Name Jean-A. Joly Role Politician | ||
Jean-A. Joly (born August 29, 1939) is a Canadian politician from Quebec. He served as a Liberal member of the National Assembly of Quebec from 1985 to 1994.
Contents
He should not be confused with a different Jean Joly who has been a municipal politician in Notre-Dame-de-l'Île-Perrot.
Early life and career
Joly was born in Montreal. He was a technician in the Royal Canadian Air Force from 1956 to 1959 and later worked as a life insurance sales manager. Before running for office, he was known for his involvement in anti-drug campaigns.
Legislator
Joly was first elected to the Quebec legislature in the 1985 provincial election, defeating Parti Québécois incumbent Michel Leduc in the Laval division of Fabre. The Liberals won a majority government in this election, and Joly entered the legislature as a backbench supporter of Robert Bourassa's government. In 1988, he was part of a group of Liberal legislators who pressured manpower and income security minister Pierre Paradis to remove the harsher aspects of a welfare reform bill. Joly supported both a subway line and the extension of Highway 440 into Laval during the late 1980s.

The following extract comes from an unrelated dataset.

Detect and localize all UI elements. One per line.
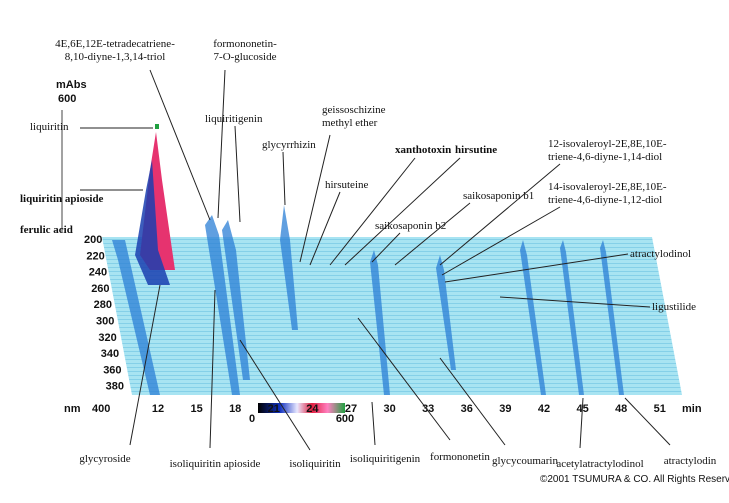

He was re-elected to a second term in the 1989 provincial election and supported Robert Bourassa's shift to Quebec nationalism in 1990 after the failure of the Meech Lake Accord on reforming the Canadian constitution. He did not seek re-election in 1994.
Joly has served as president of the Fondation des parlementaires Québécois.
Federal politics
Joly campaigned on behalf of Liberal Party of Canada candidate Michel Dupuy in the 1993 Canadian federal election. The federal and provincial Liberal parties are not aligned in Quebec, and not all provincial Liberals support the federal party.